@Deftil,
A question can only be relevant to the answer desired, else why ask the question at all! Questions are transient as there can be no definitive question or answer, because life is transient.
Who am I? causes much argument because it is open ended, and invites as many answers as there are recipients of the question.
What am I? Allows a more definitive answer, i.e. a finite living-being conscious of my environment and responding to it. As is true of all living things.
Why am I? Allows the most meaningful answer to our existence because in the fabric of life each thread can be seen, and its part in the overall construction of the tapestry understood.
From the waters of the oceans and its inhabitants to the ground of the land and its inhabitants, the womb to produce the offspring that is human was fertilized.

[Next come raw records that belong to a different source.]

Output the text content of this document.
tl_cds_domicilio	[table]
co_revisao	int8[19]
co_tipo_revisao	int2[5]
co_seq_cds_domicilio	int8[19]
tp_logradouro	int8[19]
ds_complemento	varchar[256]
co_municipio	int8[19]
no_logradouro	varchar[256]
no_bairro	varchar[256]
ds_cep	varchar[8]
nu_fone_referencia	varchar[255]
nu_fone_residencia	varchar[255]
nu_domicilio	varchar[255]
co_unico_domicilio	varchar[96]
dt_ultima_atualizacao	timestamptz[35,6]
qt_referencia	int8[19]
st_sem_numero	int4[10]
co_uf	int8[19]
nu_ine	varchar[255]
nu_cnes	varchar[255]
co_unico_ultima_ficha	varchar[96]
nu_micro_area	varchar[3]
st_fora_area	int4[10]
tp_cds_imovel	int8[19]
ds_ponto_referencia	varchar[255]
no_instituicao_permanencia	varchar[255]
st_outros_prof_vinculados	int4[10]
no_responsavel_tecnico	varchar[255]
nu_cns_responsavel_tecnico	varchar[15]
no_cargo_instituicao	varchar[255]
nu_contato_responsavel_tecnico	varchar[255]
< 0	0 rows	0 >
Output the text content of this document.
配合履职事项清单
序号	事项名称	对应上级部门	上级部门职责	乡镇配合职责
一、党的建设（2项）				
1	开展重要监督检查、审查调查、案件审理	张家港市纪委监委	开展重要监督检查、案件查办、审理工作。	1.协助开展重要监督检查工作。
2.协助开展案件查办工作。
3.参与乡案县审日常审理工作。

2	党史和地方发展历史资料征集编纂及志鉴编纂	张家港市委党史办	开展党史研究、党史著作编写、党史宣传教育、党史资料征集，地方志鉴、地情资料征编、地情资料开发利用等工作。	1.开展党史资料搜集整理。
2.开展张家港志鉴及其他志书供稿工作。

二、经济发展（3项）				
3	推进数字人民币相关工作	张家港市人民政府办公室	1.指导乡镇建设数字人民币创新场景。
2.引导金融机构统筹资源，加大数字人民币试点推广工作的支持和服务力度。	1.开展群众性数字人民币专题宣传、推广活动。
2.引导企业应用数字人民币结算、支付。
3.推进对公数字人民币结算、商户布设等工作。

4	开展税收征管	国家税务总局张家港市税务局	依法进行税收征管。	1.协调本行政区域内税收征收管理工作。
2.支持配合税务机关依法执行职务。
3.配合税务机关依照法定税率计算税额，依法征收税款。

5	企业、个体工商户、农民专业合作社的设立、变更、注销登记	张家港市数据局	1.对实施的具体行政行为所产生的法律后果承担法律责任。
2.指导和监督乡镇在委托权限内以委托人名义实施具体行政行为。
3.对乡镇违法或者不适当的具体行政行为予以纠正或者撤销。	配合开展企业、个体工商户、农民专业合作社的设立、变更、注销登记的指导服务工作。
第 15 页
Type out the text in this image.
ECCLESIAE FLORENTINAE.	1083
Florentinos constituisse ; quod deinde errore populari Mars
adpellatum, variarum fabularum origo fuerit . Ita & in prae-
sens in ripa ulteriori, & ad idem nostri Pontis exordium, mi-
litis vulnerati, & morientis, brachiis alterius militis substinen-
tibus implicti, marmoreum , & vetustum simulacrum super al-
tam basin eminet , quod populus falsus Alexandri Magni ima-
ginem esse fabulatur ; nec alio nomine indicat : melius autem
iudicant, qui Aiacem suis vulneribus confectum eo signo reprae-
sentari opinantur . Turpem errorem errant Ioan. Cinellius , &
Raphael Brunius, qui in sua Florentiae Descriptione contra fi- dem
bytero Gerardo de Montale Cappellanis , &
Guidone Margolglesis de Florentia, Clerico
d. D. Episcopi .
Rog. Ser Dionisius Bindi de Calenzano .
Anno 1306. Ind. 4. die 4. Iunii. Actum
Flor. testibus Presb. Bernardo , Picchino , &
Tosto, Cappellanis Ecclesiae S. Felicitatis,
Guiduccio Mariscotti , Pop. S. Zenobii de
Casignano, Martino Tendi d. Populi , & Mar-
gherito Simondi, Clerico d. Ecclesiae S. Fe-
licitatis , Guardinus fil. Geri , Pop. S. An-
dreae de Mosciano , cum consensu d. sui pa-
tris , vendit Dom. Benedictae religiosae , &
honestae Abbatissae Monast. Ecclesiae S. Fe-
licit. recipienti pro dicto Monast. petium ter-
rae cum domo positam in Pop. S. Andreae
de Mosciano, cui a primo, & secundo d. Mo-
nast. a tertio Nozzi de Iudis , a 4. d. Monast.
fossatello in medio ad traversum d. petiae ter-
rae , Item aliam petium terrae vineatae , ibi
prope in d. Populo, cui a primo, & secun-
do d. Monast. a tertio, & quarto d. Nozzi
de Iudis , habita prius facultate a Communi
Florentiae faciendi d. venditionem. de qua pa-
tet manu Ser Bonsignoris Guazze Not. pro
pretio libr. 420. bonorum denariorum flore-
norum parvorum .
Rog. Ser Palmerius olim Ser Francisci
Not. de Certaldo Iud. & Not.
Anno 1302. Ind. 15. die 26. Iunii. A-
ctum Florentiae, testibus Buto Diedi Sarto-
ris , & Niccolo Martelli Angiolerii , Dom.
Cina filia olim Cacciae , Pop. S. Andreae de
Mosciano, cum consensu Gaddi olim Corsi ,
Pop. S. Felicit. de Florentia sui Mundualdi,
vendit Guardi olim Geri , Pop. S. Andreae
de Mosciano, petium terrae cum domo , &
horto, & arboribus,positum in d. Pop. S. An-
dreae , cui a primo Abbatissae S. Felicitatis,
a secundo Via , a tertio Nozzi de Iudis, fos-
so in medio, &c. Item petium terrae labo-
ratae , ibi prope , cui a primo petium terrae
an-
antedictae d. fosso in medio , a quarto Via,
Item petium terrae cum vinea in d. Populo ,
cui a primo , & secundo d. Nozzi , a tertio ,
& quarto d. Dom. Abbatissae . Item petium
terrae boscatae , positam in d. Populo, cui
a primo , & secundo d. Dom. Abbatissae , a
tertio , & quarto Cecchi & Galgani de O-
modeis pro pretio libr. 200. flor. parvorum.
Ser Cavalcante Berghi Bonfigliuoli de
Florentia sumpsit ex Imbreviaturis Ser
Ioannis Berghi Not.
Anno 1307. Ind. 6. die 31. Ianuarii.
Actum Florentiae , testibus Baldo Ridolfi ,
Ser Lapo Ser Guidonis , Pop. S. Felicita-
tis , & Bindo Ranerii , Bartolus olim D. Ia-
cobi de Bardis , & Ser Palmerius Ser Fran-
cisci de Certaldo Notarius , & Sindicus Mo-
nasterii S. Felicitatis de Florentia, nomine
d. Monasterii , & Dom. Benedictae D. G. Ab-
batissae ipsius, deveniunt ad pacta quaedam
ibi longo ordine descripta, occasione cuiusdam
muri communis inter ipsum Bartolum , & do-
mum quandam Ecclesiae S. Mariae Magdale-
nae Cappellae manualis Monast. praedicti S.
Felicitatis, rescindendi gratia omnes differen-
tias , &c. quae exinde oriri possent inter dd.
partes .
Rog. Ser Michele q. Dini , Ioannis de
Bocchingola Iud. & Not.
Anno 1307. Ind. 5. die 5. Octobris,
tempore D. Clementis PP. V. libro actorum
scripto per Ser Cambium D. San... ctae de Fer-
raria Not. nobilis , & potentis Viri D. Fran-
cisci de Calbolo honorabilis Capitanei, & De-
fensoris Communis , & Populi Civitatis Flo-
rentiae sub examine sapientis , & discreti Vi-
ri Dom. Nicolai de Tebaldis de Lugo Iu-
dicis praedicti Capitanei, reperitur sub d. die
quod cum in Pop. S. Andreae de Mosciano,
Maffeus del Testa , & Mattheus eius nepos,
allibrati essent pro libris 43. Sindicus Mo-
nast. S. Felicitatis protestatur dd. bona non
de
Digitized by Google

Why then was humankind born, when the pre-existing life of Earth patently had no need of humanity for its continued survival?
The answer lies in what that birth produced that no other birth
could produce:
Earth's ability to become self-aware through higher conscious for the first time.
As Earth's consciousness matures it is no surprise that its potential is only held back by the constraints of ego, vanity and greed.
We realize these limitations individually as we mature from child to juvenile to adult.
Free will allows these constraints; it also allows us the ability to break the chains that bind us to the short-term results of such pursuits.
But there is a time limit to what our common body can endure.
If it is overcome by the cancerous actions of malignant thought, then we will lose our common body's ability to support consciousness and we
will die, killing each other for what is left of the resources that once supported us in abundance.
This is not doomsday bell ringing and if any part of what I've said is untrue you will know it, and dismiss it accordingly.
But if the premise rings true then you will know that the power to alter thought is held by you, and that what you think is what will be.